Bin Advanced the new WB version would be better than smart prime for odor.


----------



## David's Painting (Nov 7, 2012)

I'm actually going to be in the same situation at the end of the week. I'm giving Kilz Max a try as an alternative to oil.


----------



## TJ Paint (Jun 18, 2009)

You could check the do-it-yourself forum. They might have some insight for you. Good luck and, keep in touch.


----------



## KD PAINTING (Nov 8, 2012)

Zinsser Oil based stain blocker primer would work best in this case..


----------



## Criard (Nov 23, 2013)

I ended up using regular Kilz2 as it's a lot cheaper than KilzMAX

Took two coats to mostly block out the staining and then just relied on the high titanium content of the Valspar Aspire 'pure white' base topcoat to finish blocking it out. "Biscuit Crumbs" complimented the existing wallpaper color nicely.

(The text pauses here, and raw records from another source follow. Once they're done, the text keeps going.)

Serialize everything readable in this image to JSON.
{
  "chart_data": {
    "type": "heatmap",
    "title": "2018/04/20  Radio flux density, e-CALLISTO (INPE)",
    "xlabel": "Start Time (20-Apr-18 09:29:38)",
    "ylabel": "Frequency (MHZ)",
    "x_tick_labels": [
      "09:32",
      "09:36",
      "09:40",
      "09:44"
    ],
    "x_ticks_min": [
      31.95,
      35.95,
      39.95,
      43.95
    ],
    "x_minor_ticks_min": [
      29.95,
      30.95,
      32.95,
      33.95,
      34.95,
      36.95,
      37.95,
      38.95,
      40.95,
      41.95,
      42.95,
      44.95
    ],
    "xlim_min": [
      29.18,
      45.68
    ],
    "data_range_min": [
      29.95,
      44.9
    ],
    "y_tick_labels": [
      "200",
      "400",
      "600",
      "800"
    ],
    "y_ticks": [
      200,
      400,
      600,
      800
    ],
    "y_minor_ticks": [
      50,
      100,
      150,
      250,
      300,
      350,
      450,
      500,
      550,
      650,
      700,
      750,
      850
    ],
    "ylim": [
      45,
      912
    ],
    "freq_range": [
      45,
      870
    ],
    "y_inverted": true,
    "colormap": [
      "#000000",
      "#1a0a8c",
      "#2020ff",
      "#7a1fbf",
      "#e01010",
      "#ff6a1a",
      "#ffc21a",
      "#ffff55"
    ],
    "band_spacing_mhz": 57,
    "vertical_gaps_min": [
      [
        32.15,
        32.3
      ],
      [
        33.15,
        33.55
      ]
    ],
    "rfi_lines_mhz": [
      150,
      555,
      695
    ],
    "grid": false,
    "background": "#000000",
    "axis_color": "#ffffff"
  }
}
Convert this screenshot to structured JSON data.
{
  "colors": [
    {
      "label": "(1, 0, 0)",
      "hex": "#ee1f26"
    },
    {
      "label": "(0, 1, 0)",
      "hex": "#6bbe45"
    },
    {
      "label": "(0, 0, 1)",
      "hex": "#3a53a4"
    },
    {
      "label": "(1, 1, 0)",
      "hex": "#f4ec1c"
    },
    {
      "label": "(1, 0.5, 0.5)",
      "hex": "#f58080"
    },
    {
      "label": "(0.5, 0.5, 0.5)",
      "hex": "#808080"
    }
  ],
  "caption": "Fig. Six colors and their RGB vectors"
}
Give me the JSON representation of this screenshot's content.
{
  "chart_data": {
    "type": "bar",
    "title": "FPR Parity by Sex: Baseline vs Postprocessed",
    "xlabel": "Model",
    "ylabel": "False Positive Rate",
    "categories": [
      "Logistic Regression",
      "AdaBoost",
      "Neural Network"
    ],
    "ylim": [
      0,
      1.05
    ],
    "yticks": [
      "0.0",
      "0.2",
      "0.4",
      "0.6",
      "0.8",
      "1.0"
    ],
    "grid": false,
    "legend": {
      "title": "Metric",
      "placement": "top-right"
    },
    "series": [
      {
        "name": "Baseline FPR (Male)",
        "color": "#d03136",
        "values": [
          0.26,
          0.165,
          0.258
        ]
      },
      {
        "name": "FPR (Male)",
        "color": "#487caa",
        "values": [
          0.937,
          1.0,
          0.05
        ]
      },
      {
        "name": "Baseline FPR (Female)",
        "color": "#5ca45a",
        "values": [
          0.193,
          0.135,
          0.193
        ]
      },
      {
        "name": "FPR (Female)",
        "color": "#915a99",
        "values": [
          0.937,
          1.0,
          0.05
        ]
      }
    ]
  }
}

Looks like it worked. The staining hasn't seeped through at all, and there wasn't any odor to begin with so that wasn't an issue.


----------



## straight_lines (Oct 17, 2007)

I keep a soot sponge around for occasions like this.


----------



## KD PAINTING (Nov 8, 2012)

*mild smoke damage - Primer*

Use zinsser oil based cover stain primer..It does have strong odor but it gets the job done. Good Luck!


----------



## RH (Sep 7, 2010)

For real? No one has said Gripper yet? WB and does the job. It's a Glidden product and I've done more than mild smoke damage with zero prep and had no bleed through in apartments.


----------



## RH (Sep 7, 2010)

Criard said:


> I ended up using regular Kilz2 as it's a lot cheaper than KilzMAX
> 
> Took two coats to mostly block out the staining and then just relied on the high titanium content of the Valspar Aspire 'pure white' base topcoat to finish blocking it out. "Biscuit Crumbs" complimented the existing wallpaper color nicely.
> 
> Looks like it worked. The staining hasn't seeped through at all, and there wasn't any odor to begin with so that wasn't an issue.


I'd rather use a slightly more expensive yet better performing primer and do one coat.


----------